Hi Hivers,
When I was overwhelmed by the chaos of the city, I finally found a place in nature where I could relax. I have been stockpiling leaf photographs for some time now. I have been thinking about a computer vision project related to this for a long time. I'm going to use the leaf photos as training data to develop an artificial intelligence model. For now, I don't have a graphics card that can do this, but I know that one day I will have a graphics card that can do this. If you are familiar with computer vision projects, you can imagine that the hard part is collecting the data.

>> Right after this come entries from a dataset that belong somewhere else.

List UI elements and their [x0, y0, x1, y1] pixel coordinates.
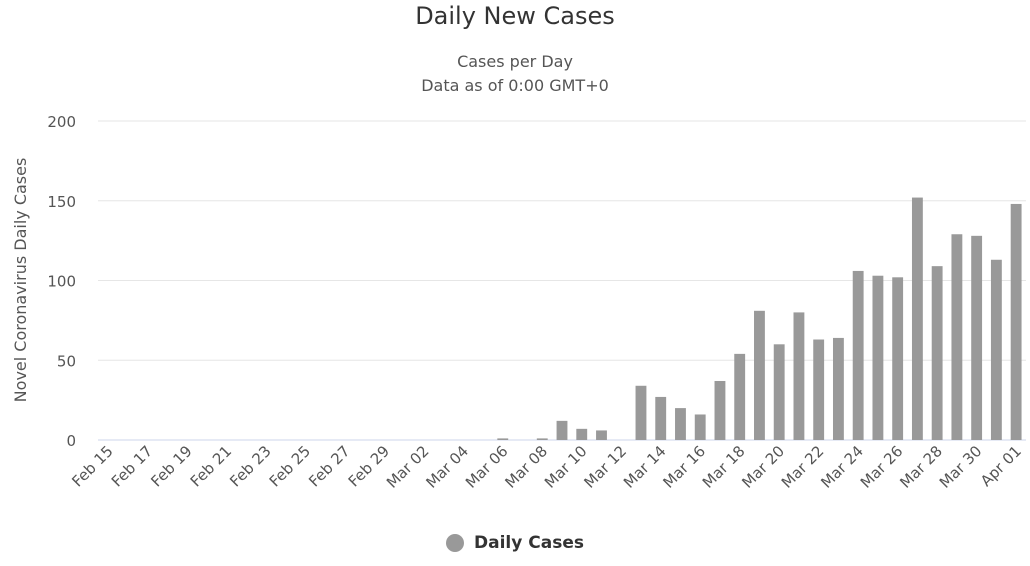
x-tick-label: Mar 26: [857, 442, 907, 492]
bar[interactable]: [754, 310, 765, 440]
x-tick-label: Feb 25: [266, 442, 314, 490]
bar[interactable]: [655, 396, 667, 440]
x-tick-label: Mar 06: [462, 442, 512, 492]
bar[interactable]: [556, 420, 568, 440]
x-tick-label: Feb 17: [108, 442, 156, 490]
bar[interactable]: [931, 266, 943, 440]
bar[interactable]: [793, 312, 805, 440]
bar[interactable]: [813, 339, 825, 440]
x-tick-label: Mar 24: [817, 442, 867, 492]
x-tick-label: Mar 04: [422, 442, 472, 492]
x-tick-label: Mar 02: [383, 442, 433, 492]
bar[interactable]: [576, 428, 588, 440]
x-tick-label: Mar 14: [620, 442, 670, 492]
y-axis-ticks: 0 50 100 150 200: [47, 113, 76, 450]
x-tick-label: Apr 01: [977, 442, 1025, 490]
bar[interactable]: [596, 430, 607, 440]
chart-title: Daily New Cases: [415, 2, 615, 30]
bar[interactable]: [892, 277, 904, 440]
bar[interactable]: [635, 385, 647, 440]
bar[interactable]: [694, 414, 706, 440]
bar[interactable]: [971, 235, 983, 440]
bar[interactable]: [852, 270, 864, 440]
bar[interactable]: [911, 197, 923, 440]
bar[interactable]: [990, 259, 1002, 440]
y-tick-label: 50: [57, 352, 76, 370]
y-tick-label: 0: [66, 432, 76, 450]
legend-label: Daily Cases: [474, 533, 584, 553]
bar[interactable]: [832, 337, 844, 440]
bars: [497, 197, 1022, 440]
y-tick-label: 150: [47, 193, 76, 211]
chart-subtitle-line-1: Cases per Day: [457, 52, 573, 71]
bar[interactable]: [497, 438, 509, 440]
x-tick-label: Mar 10: [541, 442, 591, 492]
bar[interactable]: [1010, 203, 1022, 440]
x-tick-label: Mar 28: [896, 442, 946, 492]
x-tick-label: Feb 19: [147, 442, 195, 490]
bar[interactable]: [536, 438, 548, 440]
x-tick-label: Mar 08: [501, 442, 551, 492]
bar[interactable]: [675, 408, 686, 440]
x-tick-label: Mar 12: [580, 442, 630, 492]
x-tick-label: Mar 22: [778, 442, 828, 492]
bar[interactable]: [773, 344, 785, 440]
grid-lines: [98, 120, 1026, 441]
x-tick-label: Feb 27: [305, 442, 353, 490]
x-tick-label: Mar 30: [936, 442, 986, 492]
y-tick-label: 200: [47, 113, 76, 131]
bar[interactable]: [872, 275, 884, 440]
bar[interactable]: [714, 380, 726, 440]
x-tick-label: Mar 18: [699, 442, 749, 492]
y-axis-label: Novel Coronavirus Daily Cases: [11, 158, 30, 403]
x-tick-label: Feb 21: [187, 442, 235, 490]
legend-marker: [446, 534, 465, 552]
y-tick-label: 100: [47, 273, 76, 291]
legend[interactable]: Daily Cases: [0, 533, 1030, 553]
x-tick-label: Mar 16: [659, 442, 709, 492]
x-tick-label: Feb 23: [226, 442, 274, 490]
chart-subtitle-line-2: Data as of 0:00 GMT+0: [421, 76, 609, 95]
bar[interactable]: [734, 353, 746, 440]
bar[interactable]: [951, 234, 963, 440]
x-tick-label: Mar 20: [738, 442, 788, 492]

I put here the Latin names of the plants I photographed, there is tons of information on the internet for all of them. To train the dataset, you may need hundreds or even thousands of photos for a species. There are a lot of open data bases for plants on the internet, but I think it would be a more sensible choice to focus on the species that are in my environment.Trying to create and use a training model for plants not found in the local environment would be a waste of time and unnecessary GPU usage. GPU prices have been high for many years due to cryptocurrency miners. I think the most logical choice is to rent a server with GPU support and train the model there.
The algorithms used in computer vision projects are generally successful for objects that differ in shape. Computer vision is even mentioned as one of the most successful subdisciplines of artificial intelligence. But I guess it would be a bit more laborious to do such a work for plants. Because leaves are objects that are similar in shape. It is not easy to tell which species a plant belongs to, at least from a distance, even with the human eye. I still want to do a model training for it.
I will continue to collect photos of plants for training data and will share my progress as I have time.